In preparing for a leadership presentation to one of my engineering clients I went searching for updated stats on the skills shortage in the engineering industry. In 2021 Infrastructure Australia predicted that there could be a deficit of up to 105,000 qualified engineers by mid-2023.

A quick glance at my calendar told me we have now reached that date. With immigration meeting or exceeding pre-Pandemic levels, I was curious about the latest research into the engineering skills deficit.

Even I was surprised by this. Professionals Australia‘s March report predicts that Australia could be facing a deficit of 200,000 qualified engineers by the year 2040. Link to report in the comments.

They rightly point out that this shortage, if left unaddressed, could have far-reaching consequences for the nation’s ability to tackle pressing social, economic, and climate challenges. Furthermore, it could hinder the successful execution of major infrastructure projects and clean energy initiatives.

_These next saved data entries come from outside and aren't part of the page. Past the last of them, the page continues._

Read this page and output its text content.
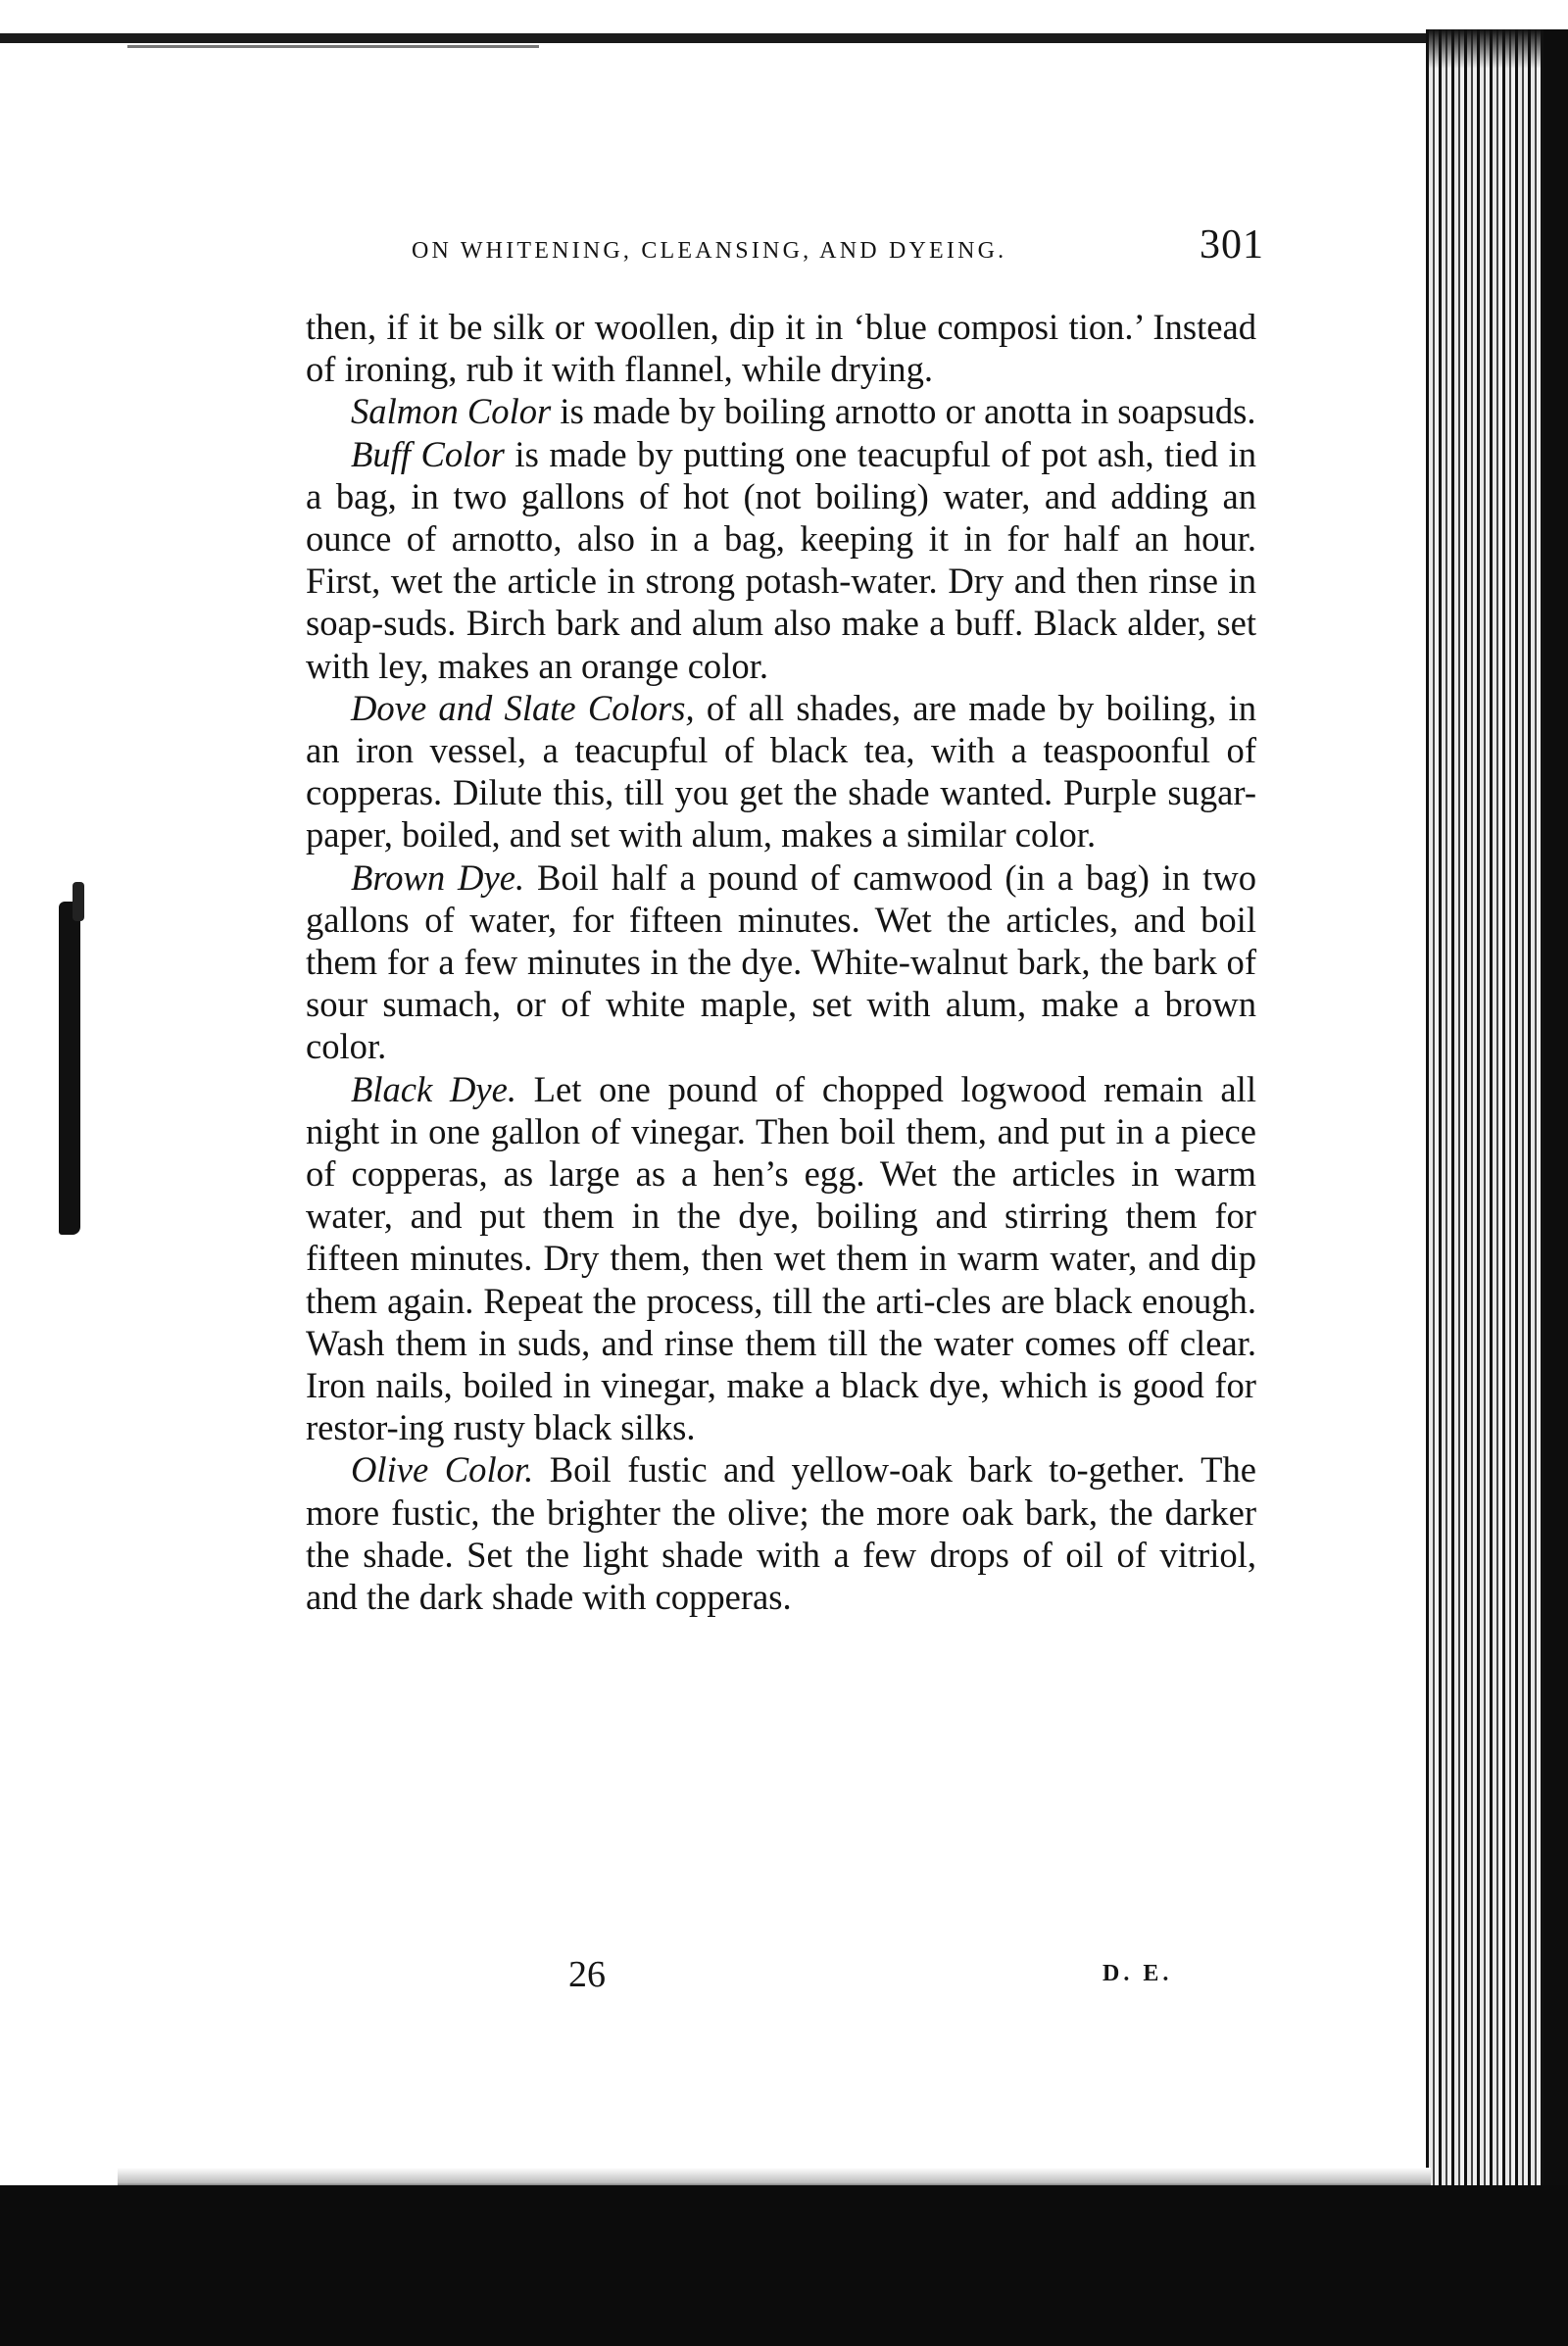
ON WHITENING, CLEANSING, AND DYEING.	301

then, if it be silk or woollen, dip it in ‘blue composi tion.’ Instead of ironing, rub it with flannel, while drying.

Salmon Color is made by boiling arnotto or anotta in soapsuds.

Buff Color is made by putting one teacupful of pot ash, tied in a bag, in two gallons of hot (not boiling) water, and adding an ounce of arnotto, also in a bag, keeping it in for half an hour. First, wet the article in strong potash-water. Dry and then rinse in soap-suds. Birch bark and alum also make a buff. Black alder, set with ley, makes an orange color.

Dove and Slate Colors, of all shades, are made by boiling, in an iron vessel, a teacupful of black tea, with a teaspoonful of copperas. Dilute this, till you get the shade wanted. Purple sugar-paper, boiled, and set with alum, makes a similar color.

Brown Dye. Boil half a pound of camwood (in a bag) in two gallons of water, for fifteen minutes. Wet the articles, and boil them for a few minutes in the dye. White-walnut bark, the bark of sour sumach, or of white maple, set with alum, make a brown color.

Black Dye. Let one pound of chopped logwood remain all night in one gallon of vinegar. Then boil them, and put in a piece of copperas, as large as a hen’s egg. Wet the articles in warm water, and put them in the dye, boiling and stirring them for fifteen minutes. Dry them, then wet them in warm water, and dip them again. Repeat the process, till the arti-cles are black enough. Wash them in suds, and rinse them till the water comes off clear. Iron nails, boiled in vinegar, make a black dye, which is good for restor-ing rusty black silks.

Olive Color. Boil fustic and yellow-oak bark to-gether. The more fustic, the brighter the olive; the more oak bark, the darker the shade. Set the light shade with a few drops of oil of vitriol, and the dark shade with copperas.

26	D. E.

They cite several reasons for this:

🔹 Underutilization of Qualified Engineers

One contributing factor to the supply issues is the underutilization of qualified engineers. Astonishingly, only 66% of Australian-born engineers and 49% of overseas-born engineers work in engineering roles.

The overseas-born stat did not surprise me. There are a lot of qualified engineers here on visas that are driving Ubers or making a living in some other part of the gig economy. Engineers Australia is doing some great work in this area, btw. If you are not across this, contact David Trott there.

I am, however, surprised by the stat around Australian born engineers. I’d be keen to hear your thoughts on this.

🔹 The education system is failing us

While international student enrollment in engineering programs is growing at a rate of 8.8% annually, domestic commencement and graduation numbers remain stagnant.

Why are students switching disciplines and what can we do about that?

🔹 Tapping into the Potential of Women

And, of course, this is an age-old problem. Currently, less than two in ten engineering students are women, and women make up only 15% of the university-qualified engineering workforce.

Leveraging Migration and Global Competition.

Australia stands at a critical juncture, where the demand for engineering skills is outstripping the available supply, threatening the nation’s progress in addressing social, economic, and climate challenges – as well as the company’s abilities to grow and service clients.

70% of my client base are engineering firms and I see FAR too little being done to recognise and address these issues.

Is your company addressing the skills shortage? If so, I’d love to know what you are doing.